11. September 2010

Service URLs should be Immutable

Service URLs are URLs where you (the client) expect a service. No surprise. Examples:

  • the URL of a SOAP WSDL is a service URL,
  • the REST URL of the Twitter timeline API: http://twitter.com/statuses/friends_timeline.xml,
  • name or URL of AJAX scripts of a web site,
  • a chat room URL provides a software bus service.
These service URLs are provided to the client. Usually they are configured. The client gets them somehow. The client uses them to access the service. BUT the client should never construct them or append to them or change them. Service URLs should be final.

Why? I don't know, but I feel, that it is a bad thing. I had several cases in real applications where constructing, appending to, manipulating service URLs made an application less extensible, more complex, less testable.

Extensibility: if the client constructs the service URL from parts, then future server changes must take the client URL construction into account. The server can not just supply a different service URL, because the client also does something and might prevent the server from changing the service URL stucture or the URL altogether. For example, if the client appends the path of a URL to a host name and if the client assumes, that the server language is PHP, then the service URL might always look like a PHP script, even if the server technology changes. Imagine the unfortunate sysadmin who has to configure a Java application server to serve ".php" URLs. The client will have to be changed when the server changes. This is bad.

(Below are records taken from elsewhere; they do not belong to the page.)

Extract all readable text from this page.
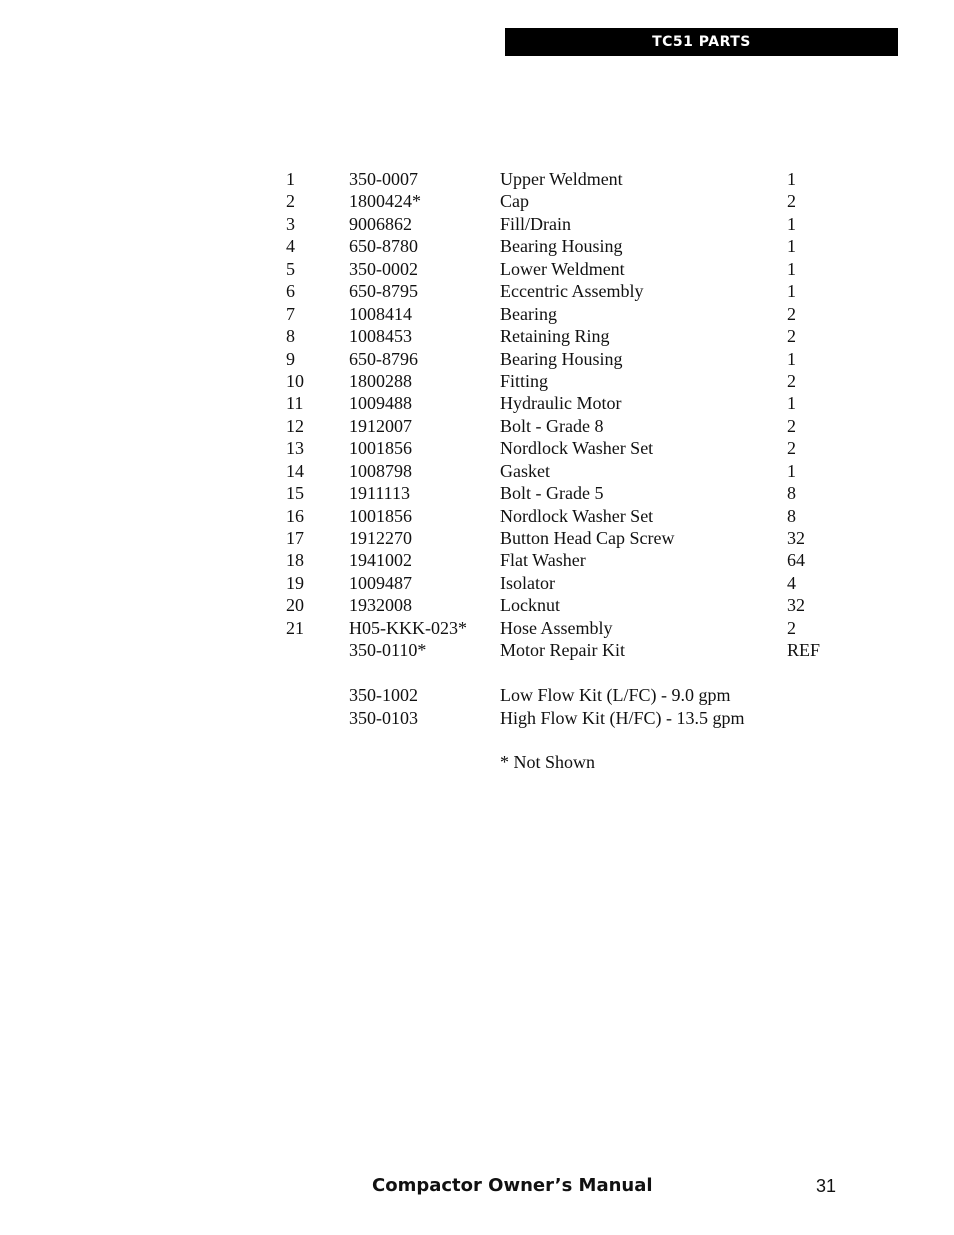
TC51 PARTS
1	350-0007	Upper Weldment	1
2	1800424*	Cap	2
3	9006862	Fill/Drain	1
4	650-8780	Bearing Housing	1
5	350-0002	Lower Weldment	1
6	650-8795	Eccentric Assembly	1
7	1008414	Bearing	2
8	1008453	Retaining Ring	2
9	650-8796	Bearing Housing	1
10	1800288	Fitting	2
11	1009488	Hydraulic Motor	1
12	1912007	Bolt - Grade 8	2
13	1001856	Nordlock Washer Set	2
14	1008798	Gasket	1
15	1911113	Bolt - Grade 5	8
16	1001856	Nordlock Washer Set	8
17	1912270	Button Head Cap Screw	32
18	1941002	Flat Washer	64
19	1009487	Isolator	4
20	1932008	Locknut	32
21	H05-KKK-023* Hose Assembly	2
350-0110*	Motor Repair Kit	REF
350-1002	Low Flow Kit (L/FC) - 9.0 gpm
350-0103	High Flow Kit (H/FC) - 13.5 gpm
* Not Shown
Compactor Owner’s Manual	31
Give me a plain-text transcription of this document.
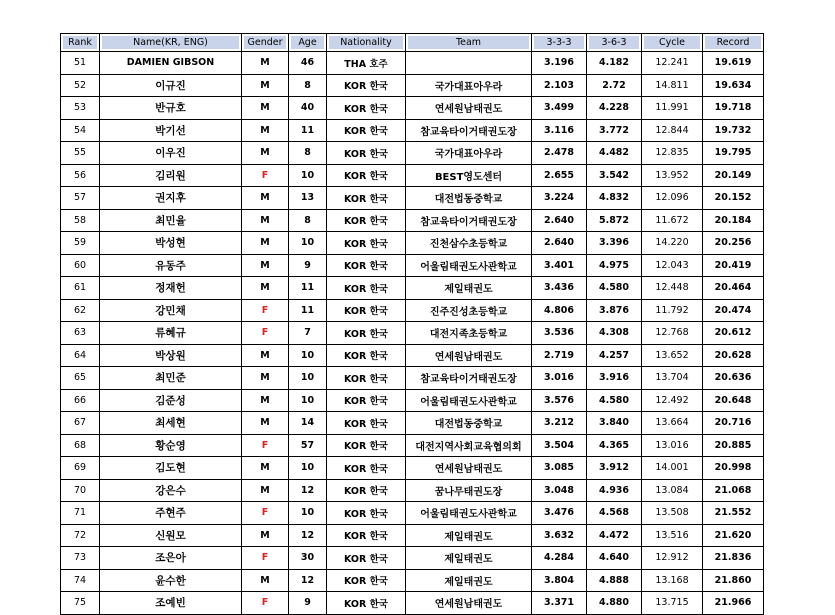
Rank	Name(KR, ENG)	Gender	Age	Nationality	Team	3-3-3	3-6-3	Cycle	Record

51	DAMIEN GIBSON	M	46	THA 호주		3.196	4.182	12.241	19.619
52	이규진	M	8	KOR 한국	국가대표아우라	2.103	2.72	14.811	19.634
53	반규호	M	40	KOR 한국	연세원남태권도	3.499	4.228	11.991	19.718
54	박기선	M	11	KOR 한국	참교육타이거태권도장	3.116	3.772	12.844	19.732
55	이우진	M	8	KOR 한국	국가대표아우라	2.478	4.482	12.835	19.795
56	김리원	F	10	KOR 한국	BEST영도센터	2.655	3.542	13.952	20.149
57	권지후	M	13	KOR 한국	대전법동중학교	3.224	4.832	12.096	20.152
58	최민율	M	8	KOR 한국	참교육타이거태권도장	2.640	5.872	11.672	20.184
59	박성현	M	10	KOR 한국	진천삼수초등학교	2.640	3.396	14.220	20.256
60	유동주	M	9	KOR 한국	어울림태권도사관학교	3.401	4.975	12.043	20.419
61	정재헌	M	11	KOR 한국	제일태권도	3.436	4.580	12.448	20.464
62	강민채	F	11	KOR 한국	진주진성초등학교	4.806	3.876	11.792	20.474
63	류혜규	F	7	KOR 한국	대전지족초등학교	3.536	4.308	12.768	20.612
64	박상원	M	10	KOR 한국	연세원남태권도	2.719	4.257	13.652	20.628
65	최민준	M	10	KOR 한국	참교육타이거태권도장	3.016	3.916	13.704	20.636
66	김준성	M	10	KOR 한국	어울림태권도사관학교	3.576	4.580	12.492	20.648
67	최세현	M	14	KOR 한국	대전법동중학교	3.212	3.840	13.664	20.716
68	황순영	F	57	KOR 한국	대전지역사회교육협의회	3.504	4.365	13.016	20.885
69	김도현	M	10	KOR 한국	연세원남태권도	3.085	3.912	14.001	20.998
70	강은수	M	12	KOR 한국	꿈나무태권도장	3.048	4.936	13.084	21.068
71	주현주	F	10	KOR 한국	어울림태권도사관학교	3.476	4.568	13.508	21.552
72	신원모	M	12	KOR 한국	제일태권도	3.632	4.472	13.516	21.620
73	조은아	F	30	KOR 한국	제일태권도	4.284	4.640	12.912	21.836
74	윤수한	M	12	KOR 한국	제일태권도	3.804	4.888	13.168	21.860
75	조예빈	F	9	KOR 한국	연세원남태권도	3.371	4.880	13.715	21.966
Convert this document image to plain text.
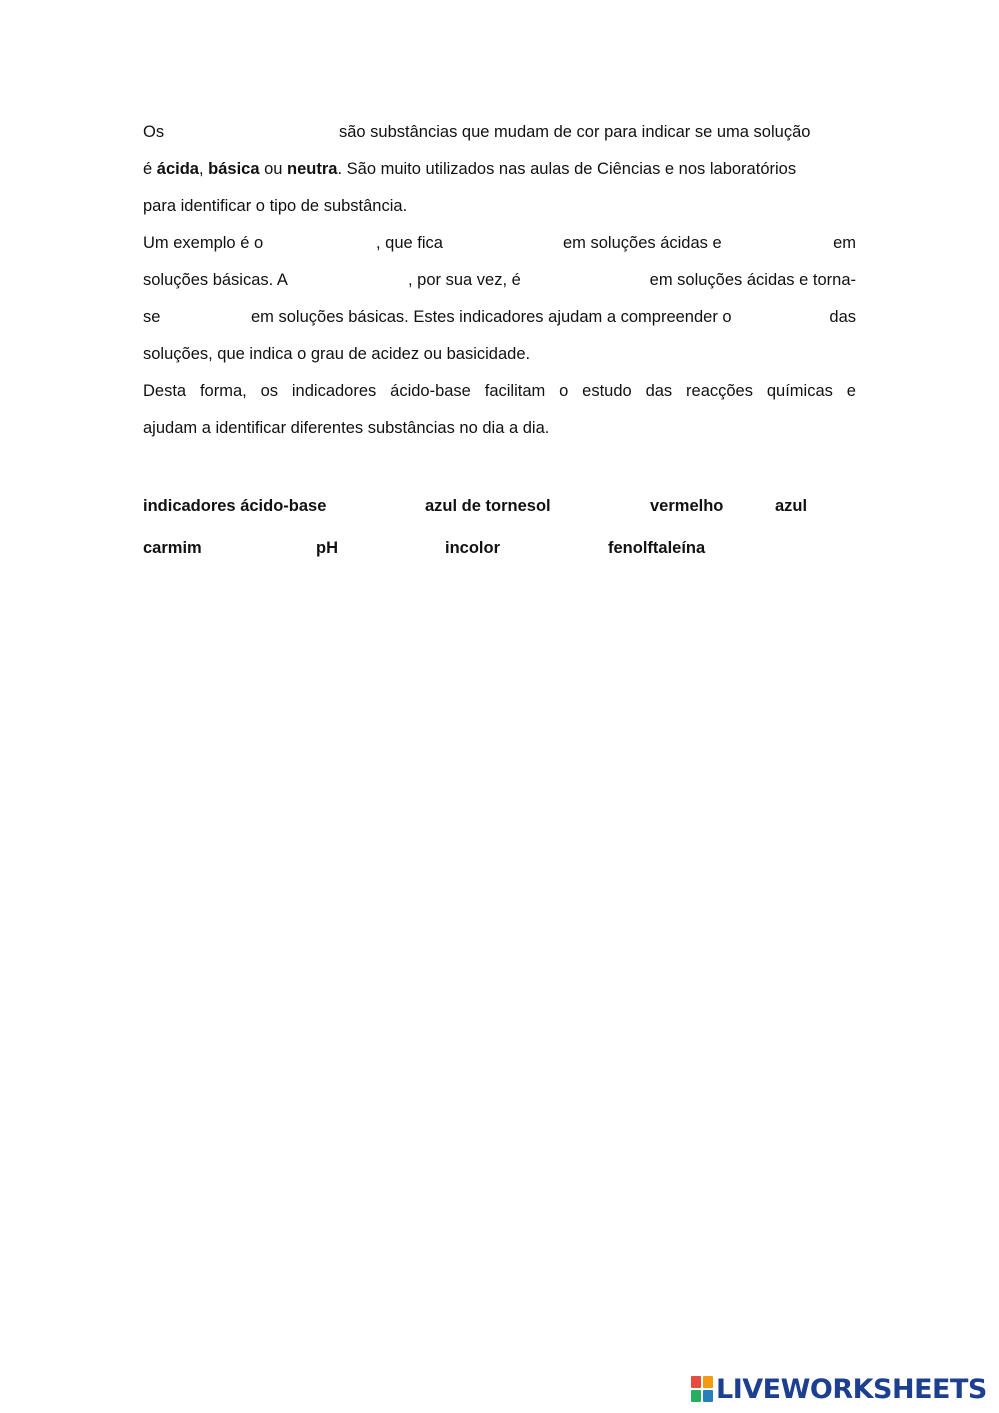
Os	são substâncias que mudam de cor para indicar se uma solução
é ácida, básica ou neutra. São muito utilizados nas aulas de Ciências e nos laboratórios
para identificar o tipo de substância.
Um exemplo é o	, que fica	em soluções ácidas e	em
soluções básicas. A	, por sua vez, é	em soluções ácidas e torna-
se	em soluções básicas. Estes indicadores ajudam a compreender o	das
soluções, que indica o grau de acidez ou basicidade.
Desta forma, os indicadores ácido-base facilitam o estudo das reacções químicas e
ajudam a identificar diferentes substâncias no dia a dia.
indicadores ácido-base	azul de tornesol	vermelho	azul
carmim	pH	incolor	fenolftaleína
LIVEWORKSHEETS
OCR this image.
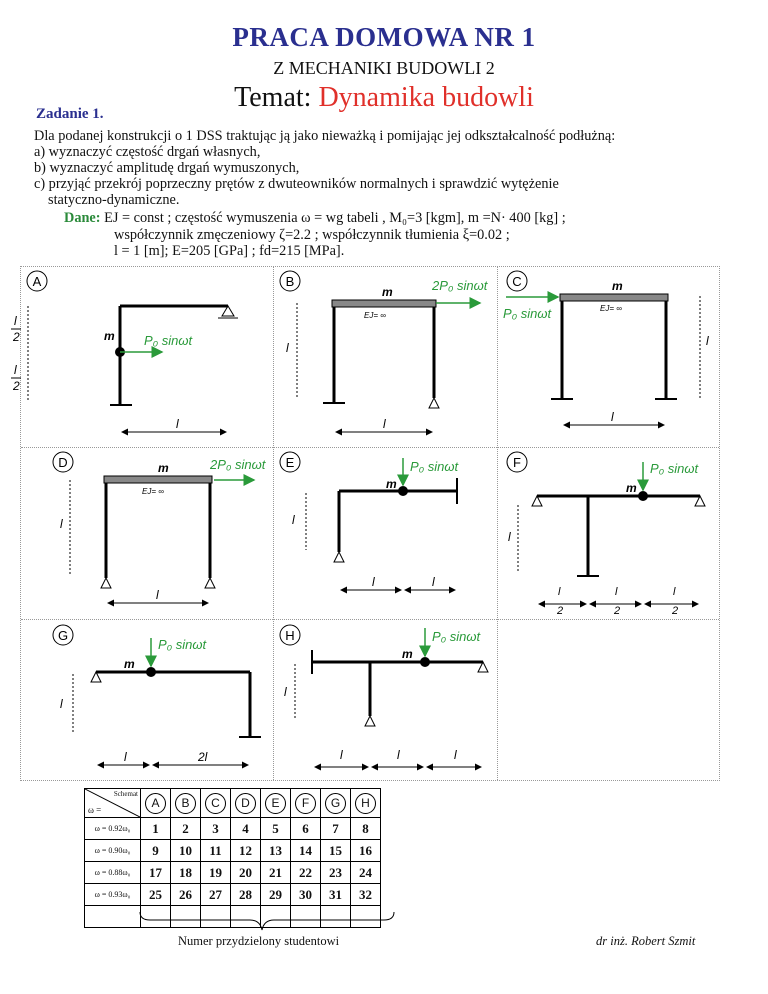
PRACA DOMOWA NR 1
Z MECHANIKI BUDOWLI 2
Temat: Dynamika budowli
Zadanie 1.
Dla podanej konstrukcji o 1 DSS traktując ją jako nieważką i pomijając jej odkształcalność podłużną:
a) wyznaczyć częstość drgań własnych,
b) wyznaczyć amplitudę drgań wymuszonych,
c) przyjąć przekrój poprzeczny prętów z dwuteowników normalnych i sprawdzić wytężenie
statyczno-dynamiczne.
Dane: EJ = const ; częstość wymuszenia ω = wg tabeli , M₀=3 [kgm], m =N· 400 [kg] ;
współczynnik zmęczeniowy ζ=2.2 ; współczynnik tłumienia ξ=0.02 ;
l = 1 [m]; E=205 [GPa] ; fd=215 [MPa].
A
m P₀ sinωt
l
2
l
2
l
B
m
EJ= ∞
2P₀ sinωt
l
l
C	m
EJ= ∞
P₀ sinωt
l
l
D	m
EJ= ∞
2P₀ sinωt
l
l
E
m
P₀ sinωt
l
l	l
F
m
P₀ sinωt
l
l
2
l
2
l
2
G
m
P₀ sinωt
l
l	2l
H
m
P₀ sinωt
l
l	l	l
Schemat
ω =	A	B	C	D	E	F	G	H
ω = 0.92ω₀	1	2	3	4	5	6	7	8
ω = 0.90ω₀	9	10	11	12	13	14	15	16
ω = 0.88ω₀	17	18	19	20	21	22	23	24
ω = 0.93ω₀	25	26	27	28	29	30	31	32

Numer przydzielony studentowi	dr inż. Robert Szmit
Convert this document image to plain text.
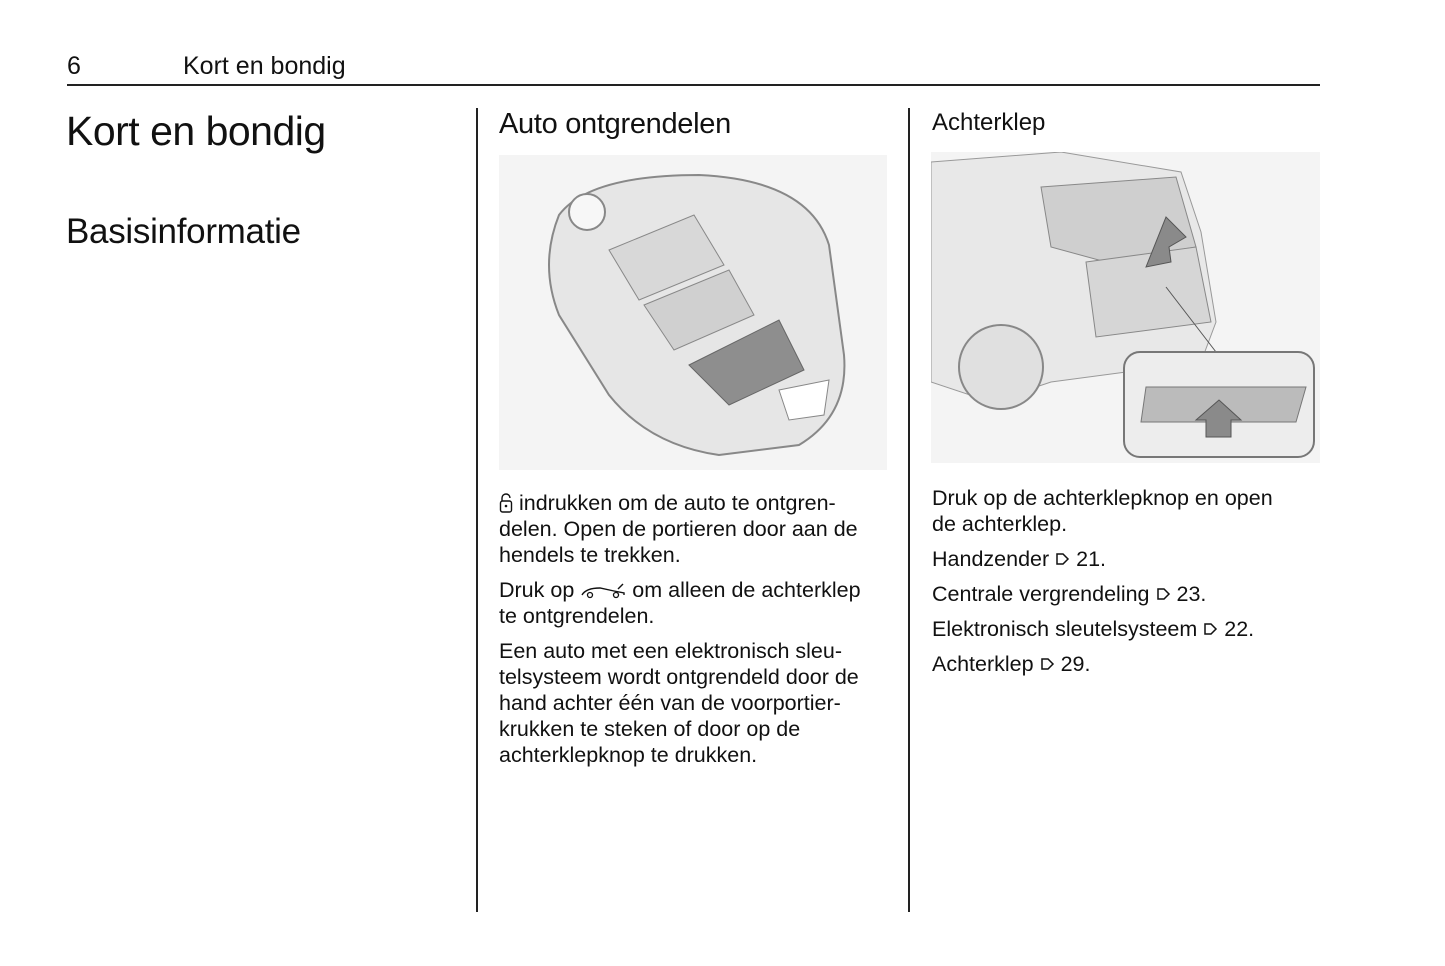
6	Kort en bondig
Kort en bondig
Basisinformatie
Auto ontgrendelen

indrukken om de auto te ontgren-
delen. Open de portieren door aan de
hendels te trekken.

Druk op	om alleen de achterklep
te ontgrendelen.

Een auto met een elektronisch sleu-
telsysteem wordt ontgrendeld door de
hand achter één van de voorportier-
krukken te steken of door op de
achterklepknop te drukken.

Achterklep

Druk op de achterklepknop en open
de achterklep.

Handzender 21.

Centrale vergrendeling 23.

Elektronisch sleutelsysteem 22.

Achterklep 29.
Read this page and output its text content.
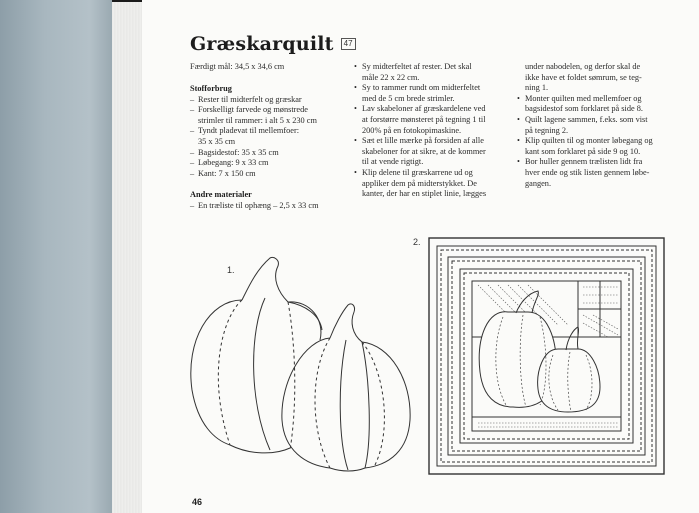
Græskarquilt	47
Færdigt mål: 34,5 x 34,6 cm

Stofforbrug

– Rester til midterfelt og græskar
– Forskelligt farvede og mønstrede
strimler til rammer: i alt 5 x 230 cm
– Tyndt pladevat til mellemfoer:
35 x 35 cm
– Bagsidestof: 35 x 35 cm
– Løbegang: 9 x 33 cm
– Kant: 7 x 150 cm

Andre materialer

– En træliste til ophæng – 2,5 x 33 cm
• Sy midterfeltet af rester. Det skal
måle 22 x 22 cm.
• Sy to rammer rundt om midterfeltet
med de 5 cm brede strimler.
• Lav skabeloner af græskardelene ved
at forstørre mønsteret på tegning 1 til
200% på en fotokopimaskine.
• Sæt et lille mærke på forsiden af alle
skabeloner for at sikre, at de kommer
til at vende rigtigt.
• Klip delene til græskarrene ud og
appliker dem på midterstykket. De
kanter, der har en stiplet linie, lægges
under nabodelen, og derfor skal de
ikke have et foldet sømrum, se teg-
ning 1.
• Monter quilten med mellemfoer og
bagsidestof som forklaret på side 8.
• Quilt lagene sammen, f.eks. som vist
på tegning 2.
• Klip quilten til og monter løbegang og
kant som forklaret på side 9 og 10.
• Bor huller gennem trælisten lidt fra
hver ende og stik listen gennem løbe-
gangen.
1.
2.
46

Complexity: Constructing URLs in the client is more processing than doing nothing. It introduces IFs, methods, more constants. This is usually not a big issue, but it rare cases the additional complexity can be quite significant. I have seen these cases.

Testability: Service URLs point to resources. Resources are dependencies. A very important concept of unit testing is inversion of control by dependency injection. But if the client generates its dependencies, then inversion of control is more difficult, if not impossible. It is much better to let the server be in control by configuring the client for production and test cases.

Do not...
  • combine host name and path to URLs
  • append or decide on filename extensions
  • append query parameters
  • decide the protocol
  • insert or remove port numbers
...in the client. Just leave it as you get it. The server knows what's good for you.

Exceptions: however, you may...
  • decide the protocol (http vs. https) in AJAX clients for JS security reasons,
  • replace query arguments by treating the service URL as a template,
  • append URL parameters if (and only if) the service protocol consists of URL parameters (thanks Allan)
  • (any other exceptions?)
happy_webservicing()

1 Kommentar:

Allan Wegan hat gesagt…

"Why? I don't know, but I feel, that it is a bad thing."
You know it. You wrote it all down below that statement - and you are right. ;)

For parameters there is an exception: For requests delivered to the service using HTTP GET, i would expect the data to be appended to the service URL.
It is possible to use templates here. But just appending the parameters is simpler. And you can append a version identifier too.